If you’ve read some of my other blogs on running weight loss, you’ll see lots of tips on how to do it safely and why it helps. One thing I haven’t discussed is whether you should keep calories the same every day or vary them.

 

What’s the difference?

Consistent calories means your calorie intake per day remains roughly the same, regardless of whether you run or not. Varying the calories on the other hand, involves consuming more calories on the days that you run, and fewer on the days that you don’t run.

Consistent calories

One of the main benefits of consistent calories is that it makes food planning and meal preparation much easier, especially if your partner is trying to stick to healthy eating habits too. If you’re keeping a rough calorie count without nutritional values, then the benefit of this method is limited. Making it easier only really comes into play if you’re using a calorie (and nutrient) counting app like Myfitnesspal, which although it does have a variable calorie option, might not be everyone’s preference due to having to change days and pay for this feature.
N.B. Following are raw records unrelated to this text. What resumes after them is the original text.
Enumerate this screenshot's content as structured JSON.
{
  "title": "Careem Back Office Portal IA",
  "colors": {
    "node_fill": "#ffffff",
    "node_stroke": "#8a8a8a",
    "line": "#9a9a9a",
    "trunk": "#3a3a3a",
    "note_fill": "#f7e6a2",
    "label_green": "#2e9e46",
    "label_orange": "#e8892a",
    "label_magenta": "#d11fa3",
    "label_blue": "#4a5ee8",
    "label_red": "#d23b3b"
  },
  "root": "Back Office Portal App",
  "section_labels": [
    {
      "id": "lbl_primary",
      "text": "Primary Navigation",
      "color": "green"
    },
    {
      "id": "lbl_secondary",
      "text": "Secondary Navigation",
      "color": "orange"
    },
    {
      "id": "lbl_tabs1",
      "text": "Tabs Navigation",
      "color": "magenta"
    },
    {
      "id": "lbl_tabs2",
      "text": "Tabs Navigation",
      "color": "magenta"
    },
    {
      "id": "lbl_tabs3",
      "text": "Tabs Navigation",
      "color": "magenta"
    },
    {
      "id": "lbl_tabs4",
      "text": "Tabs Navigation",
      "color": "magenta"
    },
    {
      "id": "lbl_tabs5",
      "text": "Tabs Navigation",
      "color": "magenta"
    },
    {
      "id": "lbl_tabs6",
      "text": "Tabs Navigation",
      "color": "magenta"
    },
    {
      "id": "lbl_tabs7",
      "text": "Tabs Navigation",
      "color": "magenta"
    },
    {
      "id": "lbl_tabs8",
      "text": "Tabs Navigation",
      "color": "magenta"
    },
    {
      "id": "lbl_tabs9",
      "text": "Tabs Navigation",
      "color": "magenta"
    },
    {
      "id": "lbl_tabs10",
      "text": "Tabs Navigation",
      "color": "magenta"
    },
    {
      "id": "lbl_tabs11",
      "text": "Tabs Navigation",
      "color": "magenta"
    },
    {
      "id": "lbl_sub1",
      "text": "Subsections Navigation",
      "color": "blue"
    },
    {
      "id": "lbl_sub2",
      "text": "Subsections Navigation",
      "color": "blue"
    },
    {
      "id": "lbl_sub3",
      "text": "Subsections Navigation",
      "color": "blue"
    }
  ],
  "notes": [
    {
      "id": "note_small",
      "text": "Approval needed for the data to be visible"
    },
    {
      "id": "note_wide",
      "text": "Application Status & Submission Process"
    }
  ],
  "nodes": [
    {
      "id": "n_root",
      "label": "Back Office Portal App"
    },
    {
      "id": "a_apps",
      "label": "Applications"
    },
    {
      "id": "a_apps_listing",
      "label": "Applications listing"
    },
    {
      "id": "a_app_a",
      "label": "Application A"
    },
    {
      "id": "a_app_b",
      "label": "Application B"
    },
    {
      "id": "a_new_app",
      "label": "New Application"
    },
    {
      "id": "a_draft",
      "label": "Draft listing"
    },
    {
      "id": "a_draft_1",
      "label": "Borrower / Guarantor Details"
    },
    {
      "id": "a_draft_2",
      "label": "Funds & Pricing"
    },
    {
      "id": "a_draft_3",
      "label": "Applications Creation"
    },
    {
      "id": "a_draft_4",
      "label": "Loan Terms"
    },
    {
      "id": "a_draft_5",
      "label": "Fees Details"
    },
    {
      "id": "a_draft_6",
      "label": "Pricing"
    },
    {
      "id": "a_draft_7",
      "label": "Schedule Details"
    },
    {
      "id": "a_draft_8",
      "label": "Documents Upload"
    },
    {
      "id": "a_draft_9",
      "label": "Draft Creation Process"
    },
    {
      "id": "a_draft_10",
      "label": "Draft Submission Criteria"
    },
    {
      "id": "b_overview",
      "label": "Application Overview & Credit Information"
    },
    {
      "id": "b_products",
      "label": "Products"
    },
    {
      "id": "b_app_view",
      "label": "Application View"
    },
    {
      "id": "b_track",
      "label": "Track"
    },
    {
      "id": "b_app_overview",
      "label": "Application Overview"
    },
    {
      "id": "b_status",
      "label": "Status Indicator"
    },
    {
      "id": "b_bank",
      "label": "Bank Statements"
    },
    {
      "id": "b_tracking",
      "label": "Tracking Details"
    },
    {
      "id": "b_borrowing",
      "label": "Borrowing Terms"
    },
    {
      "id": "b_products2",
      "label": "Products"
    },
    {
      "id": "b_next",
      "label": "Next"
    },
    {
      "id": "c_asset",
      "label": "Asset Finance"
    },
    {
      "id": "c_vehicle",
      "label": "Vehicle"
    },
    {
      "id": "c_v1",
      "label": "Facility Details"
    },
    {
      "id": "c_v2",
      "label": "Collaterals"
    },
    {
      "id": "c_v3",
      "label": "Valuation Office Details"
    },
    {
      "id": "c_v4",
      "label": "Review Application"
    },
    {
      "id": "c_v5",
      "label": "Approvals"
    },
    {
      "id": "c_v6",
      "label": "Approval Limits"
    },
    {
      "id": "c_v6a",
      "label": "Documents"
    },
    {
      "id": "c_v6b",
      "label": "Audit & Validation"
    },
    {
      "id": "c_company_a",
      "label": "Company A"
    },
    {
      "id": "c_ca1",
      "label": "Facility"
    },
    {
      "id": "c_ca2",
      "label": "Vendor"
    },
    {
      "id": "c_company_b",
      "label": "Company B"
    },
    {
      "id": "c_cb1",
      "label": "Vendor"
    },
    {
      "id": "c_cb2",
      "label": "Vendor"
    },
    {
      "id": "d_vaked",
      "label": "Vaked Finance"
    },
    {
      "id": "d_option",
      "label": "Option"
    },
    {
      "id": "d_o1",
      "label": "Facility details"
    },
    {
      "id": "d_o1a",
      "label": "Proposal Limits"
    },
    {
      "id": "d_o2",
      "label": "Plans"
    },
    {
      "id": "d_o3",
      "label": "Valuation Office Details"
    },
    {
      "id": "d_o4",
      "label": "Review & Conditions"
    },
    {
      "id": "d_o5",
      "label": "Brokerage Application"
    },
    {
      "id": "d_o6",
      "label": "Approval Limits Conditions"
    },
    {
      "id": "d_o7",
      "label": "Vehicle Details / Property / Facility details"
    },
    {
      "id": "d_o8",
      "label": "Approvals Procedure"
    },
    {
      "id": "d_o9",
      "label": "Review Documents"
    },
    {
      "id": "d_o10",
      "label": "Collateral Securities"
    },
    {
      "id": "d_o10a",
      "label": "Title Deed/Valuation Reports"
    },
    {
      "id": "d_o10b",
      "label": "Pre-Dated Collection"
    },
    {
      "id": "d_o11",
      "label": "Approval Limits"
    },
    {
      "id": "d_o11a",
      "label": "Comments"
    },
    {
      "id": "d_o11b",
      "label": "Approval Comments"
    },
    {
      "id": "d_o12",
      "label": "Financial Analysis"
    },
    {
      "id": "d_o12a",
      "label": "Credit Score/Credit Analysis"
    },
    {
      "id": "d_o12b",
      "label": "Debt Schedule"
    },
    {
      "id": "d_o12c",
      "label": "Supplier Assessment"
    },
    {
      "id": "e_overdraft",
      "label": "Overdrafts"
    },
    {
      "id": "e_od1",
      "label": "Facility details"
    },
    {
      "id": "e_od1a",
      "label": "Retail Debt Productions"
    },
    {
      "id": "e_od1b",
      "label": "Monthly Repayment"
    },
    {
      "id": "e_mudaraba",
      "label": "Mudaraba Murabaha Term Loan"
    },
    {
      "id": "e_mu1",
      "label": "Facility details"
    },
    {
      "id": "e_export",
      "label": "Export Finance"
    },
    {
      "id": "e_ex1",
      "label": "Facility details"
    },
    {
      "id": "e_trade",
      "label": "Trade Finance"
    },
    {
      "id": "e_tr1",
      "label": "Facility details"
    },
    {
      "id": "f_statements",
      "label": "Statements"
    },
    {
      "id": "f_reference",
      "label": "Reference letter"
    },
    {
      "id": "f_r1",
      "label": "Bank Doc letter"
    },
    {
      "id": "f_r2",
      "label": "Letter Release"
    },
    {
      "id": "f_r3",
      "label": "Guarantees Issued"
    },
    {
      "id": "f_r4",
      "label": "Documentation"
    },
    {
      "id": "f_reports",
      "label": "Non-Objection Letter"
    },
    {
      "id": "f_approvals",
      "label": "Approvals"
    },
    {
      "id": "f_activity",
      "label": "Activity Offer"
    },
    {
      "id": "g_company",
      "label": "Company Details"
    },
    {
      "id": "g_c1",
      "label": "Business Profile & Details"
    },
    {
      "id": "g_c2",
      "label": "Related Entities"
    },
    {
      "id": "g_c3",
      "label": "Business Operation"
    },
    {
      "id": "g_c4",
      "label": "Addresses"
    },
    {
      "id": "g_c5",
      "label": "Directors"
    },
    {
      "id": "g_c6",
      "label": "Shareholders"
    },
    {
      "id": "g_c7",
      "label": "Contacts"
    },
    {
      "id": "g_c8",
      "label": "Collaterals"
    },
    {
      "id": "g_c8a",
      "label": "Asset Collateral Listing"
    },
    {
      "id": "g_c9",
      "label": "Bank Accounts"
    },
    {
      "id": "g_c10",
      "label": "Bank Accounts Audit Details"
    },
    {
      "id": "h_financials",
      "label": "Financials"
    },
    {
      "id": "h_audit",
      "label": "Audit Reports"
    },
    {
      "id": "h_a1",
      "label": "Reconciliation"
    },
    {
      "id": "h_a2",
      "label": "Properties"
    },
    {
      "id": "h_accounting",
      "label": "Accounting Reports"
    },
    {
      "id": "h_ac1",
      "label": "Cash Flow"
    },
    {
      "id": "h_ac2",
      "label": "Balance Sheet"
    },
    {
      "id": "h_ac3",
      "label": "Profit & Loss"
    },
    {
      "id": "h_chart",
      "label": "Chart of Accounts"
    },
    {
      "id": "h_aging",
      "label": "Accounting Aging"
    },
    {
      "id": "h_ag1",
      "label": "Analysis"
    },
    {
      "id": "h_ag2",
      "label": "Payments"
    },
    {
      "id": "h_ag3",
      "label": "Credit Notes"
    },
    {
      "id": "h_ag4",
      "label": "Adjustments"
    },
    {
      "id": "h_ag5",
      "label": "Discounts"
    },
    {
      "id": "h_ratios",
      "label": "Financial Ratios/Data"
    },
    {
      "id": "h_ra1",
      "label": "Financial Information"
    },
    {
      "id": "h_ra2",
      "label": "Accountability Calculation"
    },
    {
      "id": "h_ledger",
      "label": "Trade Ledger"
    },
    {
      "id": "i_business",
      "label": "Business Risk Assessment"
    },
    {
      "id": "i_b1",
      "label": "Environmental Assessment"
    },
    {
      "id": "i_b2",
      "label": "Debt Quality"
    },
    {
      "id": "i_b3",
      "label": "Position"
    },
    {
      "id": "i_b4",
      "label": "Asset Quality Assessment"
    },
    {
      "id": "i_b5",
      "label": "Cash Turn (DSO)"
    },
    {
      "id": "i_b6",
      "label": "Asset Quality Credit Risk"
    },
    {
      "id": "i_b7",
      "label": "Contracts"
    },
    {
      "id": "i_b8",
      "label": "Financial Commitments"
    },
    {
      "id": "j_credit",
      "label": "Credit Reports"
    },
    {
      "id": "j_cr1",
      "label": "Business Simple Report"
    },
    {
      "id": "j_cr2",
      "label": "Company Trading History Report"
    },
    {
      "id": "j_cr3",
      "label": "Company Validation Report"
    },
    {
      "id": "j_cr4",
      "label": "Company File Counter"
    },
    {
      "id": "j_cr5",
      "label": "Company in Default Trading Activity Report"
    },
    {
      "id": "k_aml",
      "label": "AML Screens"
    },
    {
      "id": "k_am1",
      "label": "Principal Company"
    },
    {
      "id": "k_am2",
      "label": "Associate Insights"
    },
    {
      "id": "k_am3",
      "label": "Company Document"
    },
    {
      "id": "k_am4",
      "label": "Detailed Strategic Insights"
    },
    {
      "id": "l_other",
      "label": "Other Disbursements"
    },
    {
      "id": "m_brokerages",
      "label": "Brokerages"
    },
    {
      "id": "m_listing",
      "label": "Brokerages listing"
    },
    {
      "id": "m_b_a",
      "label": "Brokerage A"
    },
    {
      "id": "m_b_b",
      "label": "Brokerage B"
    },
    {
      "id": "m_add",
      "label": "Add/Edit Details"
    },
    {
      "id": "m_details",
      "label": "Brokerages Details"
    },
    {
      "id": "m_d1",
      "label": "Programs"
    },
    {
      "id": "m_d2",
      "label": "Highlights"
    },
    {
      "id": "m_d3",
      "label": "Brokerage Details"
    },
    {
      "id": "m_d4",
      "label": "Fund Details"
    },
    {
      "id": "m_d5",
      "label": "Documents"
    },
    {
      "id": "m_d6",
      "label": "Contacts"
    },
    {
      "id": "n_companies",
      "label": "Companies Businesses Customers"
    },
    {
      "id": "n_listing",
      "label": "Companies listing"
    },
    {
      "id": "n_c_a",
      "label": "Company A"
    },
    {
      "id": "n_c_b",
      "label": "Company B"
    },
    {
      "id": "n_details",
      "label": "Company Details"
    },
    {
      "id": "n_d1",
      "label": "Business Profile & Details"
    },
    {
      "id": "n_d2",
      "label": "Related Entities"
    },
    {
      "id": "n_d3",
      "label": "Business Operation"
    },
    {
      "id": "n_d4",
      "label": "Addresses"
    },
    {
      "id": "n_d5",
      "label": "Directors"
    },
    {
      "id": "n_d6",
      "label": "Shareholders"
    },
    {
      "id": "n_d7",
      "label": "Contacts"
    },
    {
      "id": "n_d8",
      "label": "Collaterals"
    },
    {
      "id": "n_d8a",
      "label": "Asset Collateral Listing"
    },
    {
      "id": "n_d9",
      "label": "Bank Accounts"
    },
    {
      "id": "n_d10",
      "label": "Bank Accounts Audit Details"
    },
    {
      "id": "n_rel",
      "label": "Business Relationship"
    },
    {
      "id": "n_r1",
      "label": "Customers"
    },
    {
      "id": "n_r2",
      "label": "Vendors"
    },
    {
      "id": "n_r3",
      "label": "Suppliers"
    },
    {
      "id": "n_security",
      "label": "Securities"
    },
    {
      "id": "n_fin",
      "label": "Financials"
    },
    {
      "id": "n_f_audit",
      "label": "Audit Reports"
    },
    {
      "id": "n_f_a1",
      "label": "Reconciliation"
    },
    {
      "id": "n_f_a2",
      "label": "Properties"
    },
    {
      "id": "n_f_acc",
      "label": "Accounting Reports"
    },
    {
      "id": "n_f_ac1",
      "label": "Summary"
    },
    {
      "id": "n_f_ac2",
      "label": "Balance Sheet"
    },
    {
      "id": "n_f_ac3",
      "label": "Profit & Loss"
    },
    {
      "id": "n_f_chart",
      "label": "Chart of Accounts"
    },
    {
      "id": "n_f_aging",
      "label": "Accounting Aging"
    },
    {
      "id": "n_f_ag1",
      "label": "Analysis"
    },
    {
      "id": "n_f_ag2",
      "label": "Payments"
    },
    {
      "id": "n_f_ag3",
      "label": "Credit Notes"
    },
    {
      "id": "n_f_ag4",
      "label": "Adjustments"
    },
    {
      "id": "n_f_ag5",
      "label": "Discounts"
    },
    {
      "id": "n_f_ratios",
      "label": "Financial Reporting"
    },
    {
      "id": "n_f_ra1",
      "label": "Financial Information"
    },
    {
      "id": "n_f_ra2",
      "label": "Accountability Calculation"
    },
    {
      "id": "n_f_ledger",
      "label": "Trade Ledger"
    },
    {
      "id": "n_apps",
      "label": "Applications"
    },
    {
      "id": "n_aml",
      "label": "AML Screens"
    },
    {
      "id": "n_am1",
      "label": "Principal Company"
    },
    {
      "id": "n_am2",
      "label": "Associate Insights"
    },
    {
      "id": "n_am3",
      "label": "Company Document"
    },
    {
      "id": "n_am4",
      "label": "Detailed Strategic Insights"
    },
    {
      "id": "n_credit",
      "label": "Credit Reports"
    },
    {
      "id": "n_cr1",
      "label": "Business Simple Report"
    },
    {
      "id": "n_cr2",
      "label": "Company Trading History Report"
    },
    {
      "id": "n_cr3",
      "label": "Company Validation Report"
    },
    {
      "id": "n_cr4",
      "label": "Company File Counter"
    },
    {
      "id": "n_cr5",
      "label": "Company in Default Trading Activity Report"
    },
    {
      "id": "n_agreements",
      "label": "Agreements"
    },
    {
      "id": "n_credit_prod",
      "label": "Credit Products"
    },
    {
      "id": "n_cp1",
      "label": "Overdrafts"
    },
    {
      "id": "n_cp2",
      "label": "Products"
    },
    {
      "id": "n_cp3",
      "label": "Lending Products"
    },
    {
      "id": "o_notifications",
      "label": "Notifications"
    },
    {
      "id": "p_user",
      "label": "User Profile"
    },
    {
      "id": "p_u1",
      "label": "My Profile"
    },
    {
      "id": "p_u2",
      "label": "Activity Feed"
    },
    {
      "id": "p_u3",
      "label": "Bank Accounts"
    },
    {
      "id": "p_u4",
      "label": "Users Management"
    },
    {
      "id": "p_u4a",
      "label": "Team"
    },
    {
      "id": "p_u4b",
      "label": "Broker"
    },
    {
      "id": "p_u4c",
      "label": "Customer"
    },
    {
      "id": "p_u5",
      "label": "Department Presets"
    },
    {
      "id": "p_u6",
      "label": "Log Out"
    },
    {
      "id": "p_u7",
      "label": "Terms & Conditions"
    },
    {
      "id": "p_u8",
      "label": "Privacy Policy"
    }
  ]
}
The major drawback of consistent calories is that on a longer or hard run day, particularly if you’re training later in the day, you can feel sluggish and under-perform against your expectations.

Variable calories

This is the way I’d recommend most people choose. It’s a very flexible way to lose weight, and even if you’re using an app to track food and drink, you can work either side of your targets, looking back at your weekly averages to understand the changes to make if you were to lose too fast, lose muscle, gain weight or plateau.

On days you run, you’ll probably use at least 300 calories more than days you don’t run. Your body will need more protein for muscle repair, plus more carbohydrate and fat for energy. Not varying calories can therefore inhibit recovery from training and any benefit of ease is outweighed by slower progress in my view.

We all know those post-run carb cravings, and not eating enough can leave these lingering and impact mood (yes, being hangry is a thing) which could potentially mean you skip other training elements, negatively impacting your progress, or just making you a grump to be around.

My approach

What I use for myself personally, is targets calculated using best practice and setting these on Myfitnesspal to keep me roughly on track each day. On longer or harder training days however, I’ll allow myself to go over the targets predominantly from carbs and fat, aiming to keep protein levels roughly on target. On days that I don’t run, I might not eat up to my maximum amount of carbohydrate, ensuring I get plenty of protein and fats still. During one 7-week targeted weight loss period this tactic allowed me to drop 7.7lbs of weight with 8.4lbs of fat lost and 1.1lbs of muscle gained.

By using this method of targets with flexibility, I can easily plan my food each day, maintaining a healthy relationship with food and achieving good progress also. Nothing is eliminated from my diet and when I choose to maintain my body weight and composition, I have minimal changes to make in order to do so.

 

My advice is always to find what works for you, but sometimes you’ll need to move slightly outside of your comfort zone for a while to get the results you want. Both methods can work depending on your situation.